Though Emily perhaps meant to refer to the ill influence of the blacks on the whites (or the perception of the West Indies as prone to moral degeneration thanks to slavery), her words essentially note the capacity of all sides for evil, and prophetically claim that both sides will behave immorally without due restraint on the island. Indeed, her mention of the "surface of respectability" implies that the seemingly moral and proper behavior of the colonizer is just that -- a surface, masking the evil tendencies lurking underneath.

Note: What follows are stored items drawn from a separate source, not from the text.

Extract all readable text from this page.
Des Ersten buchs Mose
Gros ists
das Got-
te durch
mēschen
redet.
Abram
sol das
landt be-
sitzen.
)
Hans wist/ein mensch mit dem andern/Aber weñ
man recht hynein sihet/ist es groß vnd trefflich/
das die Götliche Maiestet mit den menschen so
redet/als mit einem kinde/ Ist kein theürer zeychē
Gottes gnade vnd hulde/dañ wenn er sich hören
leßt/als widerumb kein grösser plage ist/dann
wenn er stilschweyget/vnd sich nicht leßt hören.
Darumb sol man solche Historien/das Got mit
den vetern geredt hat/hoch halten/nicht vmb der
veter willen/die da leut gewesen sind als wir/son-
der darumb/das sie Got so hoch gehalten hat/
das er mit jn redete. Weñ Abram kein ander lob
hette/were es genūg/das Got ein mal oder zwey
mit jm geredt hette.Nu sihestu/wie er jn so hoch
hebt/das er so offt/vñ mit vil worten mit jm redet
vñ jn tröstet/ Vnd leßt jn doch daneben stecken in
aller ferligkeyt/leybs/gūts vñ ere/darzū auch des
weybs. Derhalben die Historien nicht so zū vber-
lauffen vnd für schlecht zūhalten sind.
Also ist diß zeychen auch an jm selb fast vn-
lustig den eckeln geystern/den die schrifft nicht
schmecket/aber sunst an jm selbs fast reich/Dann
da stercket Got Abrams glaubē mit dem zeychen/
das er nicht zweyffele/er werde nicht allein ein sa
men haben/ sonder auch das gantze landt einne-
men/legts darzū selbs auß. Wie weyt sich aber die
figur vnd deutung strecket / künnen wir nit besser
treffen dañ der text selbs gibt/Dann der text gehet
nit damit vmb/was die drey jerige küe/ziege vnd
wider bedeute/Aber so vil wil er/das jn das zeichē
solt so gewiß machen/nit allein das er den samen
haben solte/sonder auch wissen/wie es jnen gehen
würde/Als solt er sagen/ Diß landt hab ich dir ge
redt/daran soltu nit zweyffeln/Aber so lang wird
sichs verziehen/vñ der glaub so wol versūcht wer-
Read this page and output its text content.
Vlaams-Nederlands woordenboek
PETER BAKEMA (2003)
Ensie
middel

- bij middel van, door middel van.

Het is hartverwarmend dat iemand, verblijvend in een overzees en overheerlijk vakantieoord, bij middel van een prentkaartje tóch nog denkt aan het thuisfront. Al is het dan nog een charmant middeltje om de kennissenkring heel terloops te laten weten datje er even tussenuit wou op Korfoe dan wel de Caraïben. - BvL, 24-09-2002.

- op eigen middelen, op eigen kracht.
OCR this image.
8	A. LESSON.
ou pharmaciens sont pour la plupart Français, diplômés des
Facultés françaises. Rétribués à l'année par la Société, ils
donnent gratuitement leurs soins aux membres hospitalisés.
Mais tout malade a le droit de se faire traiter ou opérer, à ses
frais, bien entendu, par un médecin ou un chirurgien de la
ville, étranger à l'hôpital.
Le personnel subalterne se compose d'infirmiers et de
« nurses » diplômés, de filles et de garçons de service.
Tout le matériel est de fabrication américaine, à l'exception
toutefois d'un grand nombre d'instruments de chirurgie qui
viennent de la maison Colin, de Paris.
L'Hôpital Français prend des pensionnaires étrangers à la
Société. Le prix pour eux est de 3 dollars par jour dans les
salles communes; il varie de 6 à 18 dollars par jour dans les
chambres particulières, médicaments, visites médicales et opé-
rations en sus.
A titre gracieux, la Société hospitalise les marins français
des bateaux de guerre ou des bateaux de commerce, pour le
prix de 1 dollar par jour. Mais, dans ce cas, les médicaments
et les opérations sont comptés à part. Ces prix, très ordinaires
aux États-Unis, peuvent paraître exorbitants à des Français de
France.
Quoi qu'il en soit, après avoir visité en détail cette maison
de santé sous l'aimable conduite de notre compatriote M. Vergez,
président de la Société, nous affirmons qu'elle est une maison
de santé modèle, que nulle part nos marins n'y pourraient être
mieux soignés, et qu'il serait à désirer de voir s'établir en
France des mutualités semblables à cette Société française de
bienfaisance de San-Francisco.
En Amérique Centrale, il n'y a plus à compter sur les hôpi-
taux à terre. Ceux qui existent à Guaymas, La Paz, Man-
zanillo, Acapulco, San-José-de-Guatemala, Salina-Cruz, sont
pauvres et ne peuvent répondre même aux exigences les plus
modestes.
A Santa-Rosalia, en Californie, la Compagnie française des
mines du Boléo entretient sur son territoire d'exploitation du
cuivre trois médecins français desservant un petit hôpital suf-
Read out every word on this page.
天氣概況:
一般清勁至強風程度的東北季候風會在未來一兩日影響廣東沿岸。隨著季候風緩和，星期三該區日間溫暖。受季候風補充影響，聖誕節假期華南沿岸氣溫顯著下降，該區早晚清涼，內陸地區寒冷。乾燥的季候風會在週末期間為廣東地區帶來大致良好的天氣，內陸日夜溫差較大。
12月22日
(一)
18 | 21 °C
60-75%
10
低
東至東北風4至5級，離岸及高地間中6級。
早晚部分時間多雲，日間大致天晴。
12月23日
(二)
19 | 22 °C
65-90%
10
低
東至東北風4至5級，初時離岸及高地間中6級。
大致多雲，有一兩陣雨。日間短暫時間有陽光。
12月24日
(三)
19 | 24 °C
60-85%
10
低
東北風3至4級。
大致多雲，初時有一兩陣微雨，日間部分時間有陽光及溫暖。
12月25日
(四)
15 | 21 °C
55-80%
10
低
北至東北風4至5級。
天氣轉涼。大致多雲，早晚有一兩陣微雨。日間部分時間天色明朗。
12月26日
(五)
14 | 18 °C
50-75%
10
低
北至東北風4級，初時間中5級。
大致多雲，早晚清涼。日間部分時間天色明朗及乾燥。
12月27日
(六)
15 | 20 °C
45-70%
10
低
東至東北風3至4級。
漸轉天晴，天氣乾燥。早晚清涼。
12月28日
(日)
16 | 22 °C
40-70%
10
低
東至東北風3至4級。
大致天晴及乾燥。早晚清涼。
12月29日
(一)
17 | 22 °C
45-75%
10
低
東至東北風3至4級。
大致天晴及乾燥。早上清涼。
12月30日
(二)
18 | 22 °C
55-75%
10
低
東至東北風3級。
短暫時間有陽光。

Both of these characters belong in some way to the periphery, to a lower status in the patriarchal white-dominated society. They call attention to those who were silenced, to voices not generally taken into account (in standard history texts), as Emily describes in a recollected experience with Father:
Papa I have buried feelings. She listened as her voice unspooled in silence. Feelings locked deep inside of me, hopes that demand that I must not abandon them...lowering her eyes she fell into a gloomy study (4).
In addition, as many Postcolonial texts do, both Cambridge and Emily in some way reference or "write back" to the traditional center. Phillips makes this literal with Emily's somewhat critical letters to her father or Cambridge's efforts in speaking out against the cruel practices of the manager Mr. Brown. Though Mr. Brown represents one icon of the center, more apt representations include the anonymouse narrator of the newspaper account of Brown's death. This voice, which should synthesize the conflicting stories the reader has already heard from Cambridge and Emily, quite obviously privileges the white colonial power by calling Cambridge "insane" and making such comments as:
The negroes on this property had been for a long time in the habit of pilfering, and in many instances Mr. Brown had discovered the pilferers (offenders) which caused him to be disliked, and determined one among them...to undertake his destruction (171).
Phillips undermines the credibility of this testament by placing it directly after Cambridge's story, which not only compels the reader to sympathize with Cambridge but brings certain details (was the murder weapon Mr. Brown's crop or Cambridge's copper skimmer?) from the two accounts in direct conflict. Thus Phillips finds another way to discredit the supposed center, by casting doubt on its power to objectively construct a murder story -- foreshadowing his general attack on privileged and fictional constructions of history.